When the ark would journey Moses said, “Arise Hashem, and let your enemies be scattered, let those who hate You, flee from before You”. And when it rested he would say, “Reside tranquilly, o Hashem, among the myriad thousands of Israel”. (Bamidbor 11:35-36)

The verses “vayehi bineso’a ho’oron” and “u’venucho yomar” are familiar to us from the Siddur. We open the ark to their familiar tunes. In the Chumash and the Torah itself, these two verses appear surrounded with inverted letter nuns. This unique manner of highlighting the verses, brackets them off, signifying that they constitute a separate book of the Torah (Talmud Bavli Shabbos 116a).

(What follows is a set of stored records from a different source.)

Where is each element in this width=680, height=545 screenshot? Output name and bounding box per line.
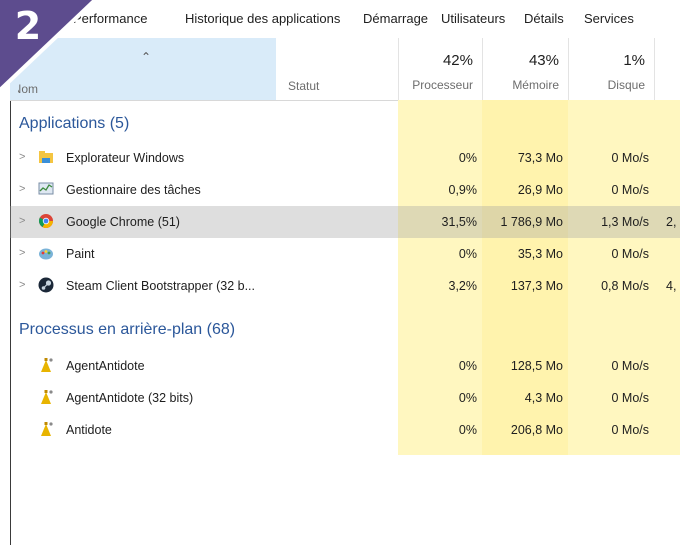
list-item[interactable]: > Paint 0% 35,3 Mo 0 Mo/s — [10, 238, 680, 270]
network-column-header[interactable] — [654, 38, 680, 100]
expand-chevron-icon[interactable]: > — [19, 183, 25, 195]
tab-app-history[interactable]: Historique des applications — [185, 11, 340, 26]
tab-users[interactable]: Utilisateurs — [441, 11, 505, 26]
steam-icon — [38, 277, 54, 293]
list-item[interactable]: Antidote 0% 206,8 Mo 0 Mo/s — [10, 414, 680, 446]
antidote-icon — [41, 358, 53, 372]
task-manager-icon — [38, 182, 54, 195]
step-number: 2 — [14, 4, 42, 48]
disk-column-header[interactable]: 1% Disque — [568, 38, 654, 100]
list-item[interactable]: AgentAntidote (32 bits) 0% 4,3 Mo 0 Mo/s — [10, 382, 680, 414]
tab-details[interactable]: Détails — [524, 11, 564, 26]
step-number-badge: 2 — [0, 0, 100, 100]
disk-label: Disque — [607, 78, 645, 92]
expand-chevron-icon[interactable]: > — [19, 215, 25, 227]
group-header-background[interactable]: Processus en arrière-plan (68) — [10, 310, 680, 346]
status-column-header[interactable]: Statut — [288, 79, 319, 93]
column-header: ⌃ Nom Statut 42% Processeur 43% Mémoire … — [10, 38, 680, 101]
memory-percent: 43% — [528, 52, 559, 69]
chrome-icon — [38, 214, 53, 228]
cpu-column-header[interactable]: 42% Processeur — [398, 38, 482, 100]
expand-chevron-icon[interactable]: > — [19, 247, 25, 259]
antidote-icon — [41, 390, 53, 404]
list-item[interactable]: > Steam Client Bootstrapper (32 b... 3,2… — [10, 270, 680, 302]
memory-label: Mémoire — [512, 78, 559, 92]
disk-percent: 1% — [623, 52, 645, 69]
list-item[interactable]: > Explorateur Windows 0% 73,3 Mo 0 Mo/s — [10, 142, 680, 174]
tab-startup[interactable]: Démarrage — [363, 11, 428, 26]
cpu-percent: 42% — [442, 52, 473, 69]
tab-bar: Performance Historique des applications … — [0, 0, 680, 38]
expand-chevron-icon[interactable]: > — [19, 151, 25, 163]
folder-explorer-icon — [39, 151, 53, 163]
antidote-icon — [41, 422, 53, 436]
expand-chevron-icon[interactable]: > — [19, 279, 25, 291]
paint-icon — [39, 248, 53, 260]
cpu-label: Processeur — [412, 78, 473, 92]
list-item[interactable]: > Gestionnaire des tâches 0,9% 26,9 Mo 0… — [10, 174, 680, 206]
group-header-applications[interactable]: Applications (5) — [10, 104, 680, 140]
memory-column-header[interactable]: 43% Mémoire — [482, 38, 568, 100]
tab-services[interactable]: Services — [584, 11, 634, 26]
list-item[interactable]: > Google Chrome (51) 31,5% 1 786,9 Mo 1,… — [10, 206, 680, 238]
sort-up-icon: ⌃ — [141, 50, 152, 64]
list-item[interactable]: AgentAntidote 0% 128,5 Mo 0 Mo/s — [10, 350, 680, 382]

The Torah is, by definition, a book of mitzvos. What practical instruction do these two verses contain, to warrant their consideration as a book of the Torah in their own right?

A clue lies in the words “rivevos” (which means literally 2×10,000 = 20,000) and “alfey” (which means literally 2×1,000 = 2,000). From the verse “Reside tranquilly, o Hashem, among the rivevos alfey of Israel”, the Gemoro (Yevamos 64) derives that the Divine Presence only comes to the rest on the people of Israel if a minimum population level of 22,000 (20,000 + 2,000) children of Israel, is maintained.

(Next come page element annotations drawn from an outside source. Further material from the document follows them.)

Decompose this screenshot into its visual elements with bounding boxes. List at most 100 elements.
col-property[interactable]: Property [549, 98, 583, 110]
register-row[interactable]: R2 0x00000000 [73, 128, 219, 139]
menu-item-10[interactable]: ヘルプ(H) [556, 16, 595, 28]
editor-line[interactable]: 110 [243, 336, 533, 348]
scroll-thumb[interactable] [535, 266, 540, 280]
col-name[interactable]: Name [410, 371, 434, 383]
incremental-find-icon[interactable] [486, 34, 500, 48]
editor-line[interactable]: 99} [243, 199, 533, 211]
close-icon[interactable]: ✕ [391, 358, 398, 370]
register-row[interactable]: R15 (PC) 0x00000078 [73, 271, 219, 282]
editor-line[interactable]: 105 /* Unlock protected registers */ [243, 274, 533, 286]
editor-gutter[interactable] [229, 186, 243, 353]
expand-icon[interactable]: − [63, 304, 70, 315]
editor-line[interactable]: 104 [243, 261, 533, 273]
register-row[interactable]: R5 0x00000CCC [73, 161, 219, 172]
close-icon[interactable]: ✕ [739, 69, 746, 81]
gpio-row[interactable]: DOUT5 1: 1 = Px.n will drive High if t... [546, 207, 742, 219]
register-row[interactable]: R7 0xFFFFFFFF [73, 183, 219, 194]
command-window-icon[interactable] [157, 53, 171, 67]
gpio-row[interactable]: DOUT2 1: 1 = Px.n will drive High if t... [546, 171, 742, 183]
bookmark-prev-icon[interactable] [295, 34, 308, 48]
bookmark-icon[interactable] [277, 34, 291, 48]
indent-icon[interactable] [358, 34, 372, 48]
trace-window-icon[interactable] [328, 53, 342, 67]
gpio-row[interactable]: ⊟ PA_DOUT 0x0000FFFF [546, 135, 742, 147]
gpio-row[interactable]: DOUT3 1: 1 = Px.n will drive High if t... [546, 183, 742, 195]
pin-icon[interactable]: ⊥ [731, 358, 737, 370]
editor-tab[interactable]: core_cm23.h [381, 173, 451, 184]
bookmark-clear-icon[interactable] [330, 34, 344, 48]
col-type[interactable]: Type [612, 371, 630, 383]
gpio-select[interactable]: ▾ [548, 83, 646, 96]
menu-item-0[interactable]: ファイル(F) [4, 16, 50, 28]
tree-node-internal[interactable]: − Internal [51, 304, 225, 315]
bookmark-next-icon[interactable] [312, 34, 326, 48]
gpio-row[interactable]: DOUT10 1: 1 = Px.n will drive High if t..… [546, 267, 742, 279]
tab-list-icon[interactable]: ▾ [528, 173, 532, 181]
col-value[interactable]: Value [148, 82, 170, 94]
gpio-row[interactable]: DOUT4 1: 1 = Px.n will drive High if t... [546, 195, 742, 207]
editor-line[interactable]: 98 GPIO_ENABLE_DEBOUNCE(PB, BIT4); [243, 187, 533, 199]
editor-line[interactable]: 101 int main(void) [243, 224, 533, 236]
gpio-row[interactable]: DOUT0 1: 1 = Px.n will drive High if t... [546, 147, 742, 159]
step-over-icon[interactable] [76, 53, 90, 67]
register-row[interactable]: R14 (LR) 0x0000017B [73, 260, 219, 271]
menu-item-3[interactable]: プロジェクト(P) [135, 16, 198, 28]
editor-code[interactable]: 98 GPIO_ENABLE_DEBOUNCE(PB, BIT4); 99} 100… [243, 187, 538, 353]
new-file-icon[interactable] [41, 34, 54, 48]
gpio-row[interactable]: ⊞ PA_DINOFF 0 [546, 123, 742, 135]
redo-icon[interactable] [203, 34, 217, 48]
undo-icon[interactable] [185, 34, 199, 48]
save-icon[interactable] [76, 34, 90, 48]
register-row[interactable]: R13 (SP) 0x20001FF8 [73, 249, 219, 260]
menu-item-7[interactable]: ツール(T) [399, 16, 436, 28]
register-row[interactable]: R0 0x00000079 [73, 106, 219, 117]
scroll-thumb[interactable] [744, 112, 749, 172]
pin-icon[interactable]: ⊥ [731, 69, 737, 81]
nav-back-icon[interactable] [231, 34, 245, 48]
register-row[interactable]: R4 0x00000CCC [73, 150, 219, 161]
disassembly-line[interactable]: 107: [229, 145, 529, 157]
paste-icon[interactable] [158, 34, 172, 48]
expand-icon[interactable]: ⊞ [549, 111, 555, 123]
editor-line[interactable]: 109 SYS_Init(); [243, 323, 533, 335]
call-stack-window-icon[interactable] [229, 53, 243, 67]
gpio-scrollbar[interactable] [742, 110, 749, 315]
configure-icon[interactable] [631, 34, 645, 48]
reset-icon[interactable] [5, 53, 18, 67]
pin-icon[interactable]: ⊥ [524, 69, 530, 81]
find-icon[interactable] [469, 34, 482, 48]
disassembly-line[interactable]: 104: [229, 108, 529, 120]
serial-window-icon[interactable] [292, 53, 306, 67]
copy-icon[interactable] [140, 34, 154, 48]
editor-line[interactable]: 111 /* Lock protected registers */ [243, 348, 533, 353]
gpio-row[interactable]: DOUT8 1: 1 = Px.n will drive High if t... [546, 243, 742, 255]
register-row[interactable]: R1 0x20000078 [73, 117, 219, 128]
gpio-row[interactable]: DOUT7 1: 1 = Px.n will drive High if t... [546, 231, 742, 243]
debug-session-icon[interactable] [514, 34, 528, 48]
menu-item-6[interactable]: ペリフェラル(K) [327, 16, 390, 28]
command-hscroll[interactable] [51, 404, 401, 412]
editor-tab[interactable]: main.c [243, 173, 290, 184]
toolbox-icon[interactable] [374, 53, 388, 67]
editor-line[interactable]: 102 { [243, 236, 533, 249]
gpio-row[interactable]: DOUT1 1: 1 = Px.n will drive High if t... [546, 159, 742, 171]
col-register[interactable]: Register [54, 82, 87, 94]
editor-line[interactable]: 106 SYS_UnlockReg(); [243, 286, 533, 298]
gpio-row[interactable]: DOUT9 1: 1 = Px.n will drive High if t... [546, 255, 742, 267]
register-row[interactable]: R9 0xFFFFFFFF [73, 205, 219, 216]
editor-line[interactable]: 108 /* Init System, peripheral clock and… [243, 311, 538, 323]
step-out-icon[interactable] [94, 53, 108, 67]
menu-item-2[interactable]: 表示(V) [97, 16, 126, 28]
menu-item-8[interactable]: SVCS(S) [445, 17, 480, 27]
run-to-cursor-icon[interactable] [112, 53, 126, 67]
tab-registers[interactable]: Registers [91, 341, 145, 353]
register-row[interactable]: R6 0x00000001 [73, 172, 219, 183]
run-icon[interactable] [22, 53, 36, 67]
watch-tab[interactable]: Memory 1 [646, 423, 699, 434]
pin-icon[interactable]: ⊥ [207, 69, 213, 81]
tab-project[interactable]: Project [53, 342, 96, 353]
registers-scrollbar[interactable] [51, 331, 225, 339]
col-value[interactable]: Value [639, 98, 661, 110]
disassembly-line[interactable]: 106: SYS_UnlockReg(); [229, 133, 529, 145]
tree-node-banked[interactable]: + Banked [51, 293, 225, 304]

Kli Yokor maintains, therefore, that these words contain an allusion to the need for the people of Israel to maintain a minimum threshold level of Jewish population. The first mitzvah of the Torah is to be fruitful and multiply (“Peru U’Revu”). Our two verses, enclosed by the inverted letter nun’s, allude to this most important command, and that is why such a small paragraph could be termed a ‘whole book of the Torah’ by itself.

Six decades after one third of our people perished in Hitler’s Holocaust, and at a time when millions more are being lost through assimilation and intermarriage, great leaders of our people have taught an important lesson in this regard, often leading by personal example. Their message is that there is a particular urgent application of the first mitzvah in Torah in our generation – the responsibility to build up the numbers of the Bney Yisrael, by marriage and raising a family.